Acentua-se ainda que a segunda perícia não invalida a primeira, sendo uma e outra livremente apreciadas pelo Tribunal (artº. 489º do CPC), sendo a segunda perícia mais um meio de prova que servirá ao tribunal para melhor esclarecimento dos factos (Fernando Pereira Rodrigues “Os Meios de Prova em Processo Civil”, Março de 2015, Almedina, pág. 151 e ac desta RG de 22/06/2010 acessível em www.dgsi.pt) [1].

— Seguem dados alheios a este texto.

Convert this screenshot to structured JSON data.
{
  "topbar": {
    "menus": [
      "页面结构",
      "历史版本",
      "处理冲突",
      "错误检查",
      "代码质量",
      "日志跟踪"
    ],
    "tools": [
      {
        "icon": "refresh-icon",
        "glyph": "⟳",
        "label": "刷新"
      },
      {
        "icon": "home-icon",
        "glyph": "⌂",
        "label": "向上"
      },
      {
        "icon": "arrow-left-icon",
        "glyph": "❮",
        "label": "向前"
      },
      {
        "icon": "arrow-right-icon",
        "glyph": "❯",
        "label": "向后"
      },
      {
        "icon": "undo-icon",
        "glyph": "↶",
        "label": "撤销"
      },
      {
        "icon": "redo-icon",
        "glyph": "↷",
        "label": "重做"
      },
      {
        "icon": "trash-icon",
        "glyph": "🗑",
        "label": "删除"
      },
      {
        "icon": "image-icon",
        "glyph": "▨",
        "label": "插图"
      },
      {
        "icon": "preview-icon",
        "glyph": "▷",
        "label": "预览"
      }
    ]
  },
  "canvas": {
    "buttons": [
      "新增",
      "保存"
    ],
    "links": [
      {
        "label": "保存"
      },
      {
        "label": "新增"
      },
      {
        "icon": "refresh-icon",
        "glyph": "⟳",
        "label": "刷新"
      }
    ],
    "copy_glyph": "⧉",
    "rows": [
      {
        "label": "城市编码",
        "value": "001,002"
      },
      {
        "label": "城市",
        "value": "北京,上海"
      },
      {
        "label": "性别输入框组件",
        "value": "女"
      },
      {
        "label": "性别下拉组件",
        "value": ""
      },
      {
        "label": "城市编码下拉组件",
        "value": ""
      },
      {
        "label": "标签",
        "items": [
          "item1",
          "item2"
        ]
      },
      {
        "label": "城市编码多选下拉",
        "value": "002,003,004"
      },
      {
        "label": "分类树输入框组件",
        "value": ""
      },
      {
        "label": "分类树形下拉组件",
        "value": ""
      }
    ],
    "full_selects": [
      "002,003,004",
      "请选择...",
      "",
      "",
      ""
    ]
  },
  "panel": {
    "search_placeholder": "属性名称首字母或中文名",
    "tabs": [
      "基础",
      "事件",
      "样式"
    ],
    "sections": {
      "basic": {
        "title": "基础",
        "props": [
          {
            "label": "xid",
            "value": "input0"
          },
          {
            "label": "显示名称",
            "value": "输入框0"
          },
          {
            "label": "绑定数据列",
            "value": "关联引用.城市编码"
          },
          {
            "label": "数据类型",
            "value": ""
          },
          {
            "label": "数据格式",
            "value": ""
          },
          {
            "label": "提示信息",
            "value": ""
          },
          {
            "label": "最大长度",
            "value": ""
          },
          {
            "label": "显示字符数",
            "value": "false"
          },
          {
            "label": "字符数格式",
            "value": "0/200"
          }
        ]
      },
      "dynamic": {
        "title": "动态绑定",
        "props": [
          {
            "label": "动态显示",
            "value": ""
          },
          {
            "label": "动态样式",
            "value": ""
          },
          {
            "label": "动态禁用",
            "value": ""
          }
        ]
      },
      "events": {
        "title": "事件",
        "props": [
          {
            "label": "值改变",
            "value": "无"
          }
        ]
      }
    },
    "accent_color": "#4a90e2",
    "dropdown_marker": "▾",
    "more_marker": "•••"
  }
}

Embora se destine a corrigir a eventual inexatidão dos resultados da primeira perícia, os resultados da segunda não têm prevalência sobre os resultados da primeira, nem aquela tem o caráter de recurso desta, sendo ambos os resultados valorados segundo a livre convicção do julgador, fornecendo uma e outra elementos de prova sobre os factos - diga-se já, não sobre direito ou subsunção jurídica, porque esta cabe em exclusivo ao julgador nem sobre factos que apenas podem ser provados por documentos, pois que são eles que têm de ser juntos - que o julgador aprecia livremente, em conjugação com todas as restantes provas, para formar a sua convicção[2].
O que a lei teve em vista ao consagrar a possibilidade de realização de segunda perícia foi possibilitar a dissipação de dúvidas sérias que decorram da primeira perícia, por forma a que não subsistam na perceção de factos com relevância para a decisão de mérito.
A segunda perícia pressupõe que sejam invocadas razões de discordância quanto ao juízo técnico da primeira perícia e visa corrigir inexatidões nos resultados a que a primeira perícia chegou.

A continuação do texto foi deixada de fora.